14L’alchimie des idées politiques qui opposent les groupes communautaires et culturels Nord et Sud, étrangers et Ivoiriens, est fortement catalysée par la Constitution promulguée par le général Gueï, qui prétend fonder une République plus citoyenne que jamais. Robert Gueï proclame que le coup d’État de décembre 1999 n’est pas mené contre les Baoulé (alors au pouvoir) dans un esprit de revanche. La Constitution de la deuxième République, qu’il promet, devrait réconcilier les fils de la nation, assurer l’intégration régionale interne et promouvoir la citoyenneté sans tenir compte des déclinaisons sociales de la migration. Le point névralgique de cette Constitution est la définition des critères d’éligibilité du président de la République (article 37). Le texte constitutionnel accentue et légalise davantage la rupture communautaire. Mais il fait plus, ajoutant aux clivages sociaux existants une autre disjonction, puisque les catégories sociales dites « métis » se retrouvent reléguées à un statut de troisième rang. Dans un melting-pot comme la Côte d’Ivoire, que signifie la condition qui veut que le président soit un autochtone de souche jusqu’à la troisième génération d’ascendants? Quels sont les effets de cette disposition sur les mentalités dès lors que sont évoqués l’intégration quotidienne du citoyen de base, l’accès au travail, à la terre, à la fonction publique ? Les communautés du Nord, mais aussi d’autres, telles les catégories métis sensibles conçoivent de profondes inquiétudes pour leur sécurité avec ces nouvelles lois qui consacrent les revendications autochtones des groupes sudistes et le contrôle du pouvoir d’État dont ils disposent. Le général Gueï lui-même, pour se déclarer candidat aux élections présidentielles, doit purger l’armée de nombreux militaires nordistes opposés à son revirement soudain. Ce sont ces hommes, ostracisés à la fin de la junte, qui sont aujourd’hui à la tête de la rébellion.

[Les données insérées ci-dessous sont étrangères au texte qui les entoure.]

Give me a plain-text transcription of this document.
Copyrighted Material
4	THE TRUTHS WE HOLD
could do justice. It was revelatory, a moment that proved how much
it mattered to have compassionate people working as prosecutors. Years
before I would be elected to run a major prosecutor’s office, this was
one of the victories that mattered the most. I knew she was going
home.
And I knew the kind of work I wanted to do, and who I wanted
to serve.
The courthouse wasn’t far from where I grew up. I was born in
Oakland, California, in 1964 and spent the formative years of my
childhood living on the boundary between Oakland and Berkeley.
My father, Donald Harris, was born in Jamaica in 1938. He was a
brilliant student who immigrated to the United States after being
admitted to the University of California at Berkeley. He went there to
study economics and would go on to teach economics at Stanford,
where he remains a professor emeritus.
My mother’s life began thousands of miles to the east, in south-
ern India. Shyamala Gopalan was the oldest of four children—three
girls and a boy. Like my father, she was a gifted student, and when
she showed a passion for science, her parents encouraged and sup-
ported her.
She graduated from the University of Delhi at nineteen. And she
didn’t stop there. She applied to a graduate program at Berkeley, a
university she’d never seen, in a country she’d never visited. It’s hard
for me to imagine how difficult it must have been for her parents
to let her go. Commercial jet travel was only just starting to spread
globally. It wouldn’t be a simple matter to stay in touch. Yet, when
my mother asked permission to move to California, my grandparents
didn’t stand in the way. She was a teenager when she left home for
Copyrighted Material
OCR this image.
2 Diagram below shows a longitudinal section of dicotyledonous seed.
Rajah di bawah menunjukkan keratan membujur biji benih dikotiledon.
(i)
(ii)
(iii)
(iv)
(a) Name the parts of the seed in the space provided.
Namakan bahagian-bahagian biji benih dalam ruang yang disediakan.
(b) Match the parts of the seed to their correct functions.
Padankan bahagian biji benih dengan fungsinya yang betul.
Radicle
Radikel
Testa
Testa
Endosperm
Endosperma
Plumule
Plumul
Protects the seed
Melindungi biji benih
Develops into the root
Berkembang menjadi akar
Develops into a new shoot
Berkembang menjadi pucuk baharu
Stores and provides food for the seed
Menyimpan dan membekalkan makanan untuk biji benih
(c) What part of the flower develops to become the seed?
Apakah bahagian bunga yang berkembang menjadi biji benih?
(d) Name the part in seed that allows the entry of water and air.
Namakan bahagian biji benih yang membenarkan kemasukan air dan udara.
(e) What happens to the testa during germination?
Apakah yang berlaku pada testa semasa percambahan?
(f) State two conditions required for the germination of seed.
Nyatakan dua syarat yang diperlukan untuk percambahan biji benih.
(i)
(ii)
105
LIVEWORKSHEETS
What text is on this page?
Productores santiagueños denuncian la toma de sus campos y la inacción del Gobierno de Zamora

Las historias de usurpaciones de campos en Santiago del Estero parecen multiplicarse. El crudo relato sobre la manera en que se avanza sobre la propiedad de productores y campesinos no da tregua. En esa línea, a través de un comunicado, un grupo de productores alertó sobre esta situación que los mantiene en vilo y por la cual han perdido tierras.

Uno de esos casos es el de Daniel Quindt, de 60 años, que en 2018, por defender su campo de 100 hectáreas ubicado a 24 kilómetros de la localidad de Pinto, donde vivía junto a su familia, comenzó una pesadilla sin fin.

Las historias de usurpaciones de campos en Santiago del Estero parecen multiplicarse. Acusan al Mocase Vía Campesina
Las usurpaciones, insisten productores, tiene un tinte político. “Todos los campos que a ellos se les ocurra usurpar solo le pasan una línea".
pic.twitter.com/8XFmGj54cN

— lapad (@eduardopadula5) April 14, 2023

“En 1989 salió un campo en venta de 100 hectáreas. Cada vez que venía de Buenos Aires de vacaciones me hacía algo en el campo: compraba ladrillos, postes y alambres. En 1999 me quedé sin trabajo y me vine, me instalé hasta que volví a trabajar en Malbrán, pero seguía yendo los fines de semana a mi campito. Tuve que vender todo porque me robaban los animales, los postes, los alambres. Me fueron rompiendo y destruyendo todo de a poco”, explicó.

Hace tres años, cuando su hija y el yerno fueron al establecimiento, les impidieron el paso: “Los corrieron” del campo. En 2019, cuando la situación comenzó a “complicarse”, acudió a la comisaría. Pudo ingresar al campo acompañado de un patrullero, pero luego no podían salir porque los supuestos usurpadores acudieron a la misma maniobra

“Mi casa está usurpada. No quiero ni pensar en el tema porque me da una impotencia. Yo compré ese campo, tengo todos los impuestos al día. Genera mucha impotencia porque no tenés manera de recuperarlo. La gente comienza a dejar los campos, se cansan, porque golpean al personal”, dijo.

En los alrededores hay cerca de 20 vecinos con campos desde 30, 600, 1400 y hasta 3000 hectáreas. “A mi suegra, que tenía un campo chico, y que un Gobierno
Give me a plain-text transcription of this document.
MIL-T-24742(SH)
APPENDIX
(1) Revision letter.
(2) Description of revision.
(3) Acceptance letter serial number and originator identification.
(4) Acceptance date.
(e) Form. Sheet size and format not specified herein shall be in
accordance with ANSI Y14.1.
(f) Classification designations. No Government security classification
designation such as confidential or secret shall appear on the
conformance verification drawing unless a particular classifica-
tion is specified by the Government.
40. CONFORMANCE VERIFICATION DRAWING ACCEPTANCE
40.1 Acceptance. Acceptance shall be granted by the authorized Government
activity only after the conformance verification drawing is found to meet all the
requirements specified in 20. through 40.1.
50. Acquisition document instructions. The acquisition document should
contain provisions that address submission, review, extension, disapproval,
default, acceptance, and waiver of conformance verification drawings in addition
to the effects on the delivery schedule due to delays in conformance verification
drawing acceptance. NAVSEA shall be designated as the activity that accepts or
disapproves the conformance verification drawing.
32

Le problème de l’identification : méthode et interprétation
15Lorsque Laurent Gbagbo accède au pouvoir en 2000, il tend à se démarquer très nettement de l’ivoirité qu’il critique : il pose le problème de l’identité ivoirienne sous un autre angle, moins ambigu, plus conforme à la manière dont le statut des hommes se gère dans les États modernes, celui des fondements de la citoyenneté.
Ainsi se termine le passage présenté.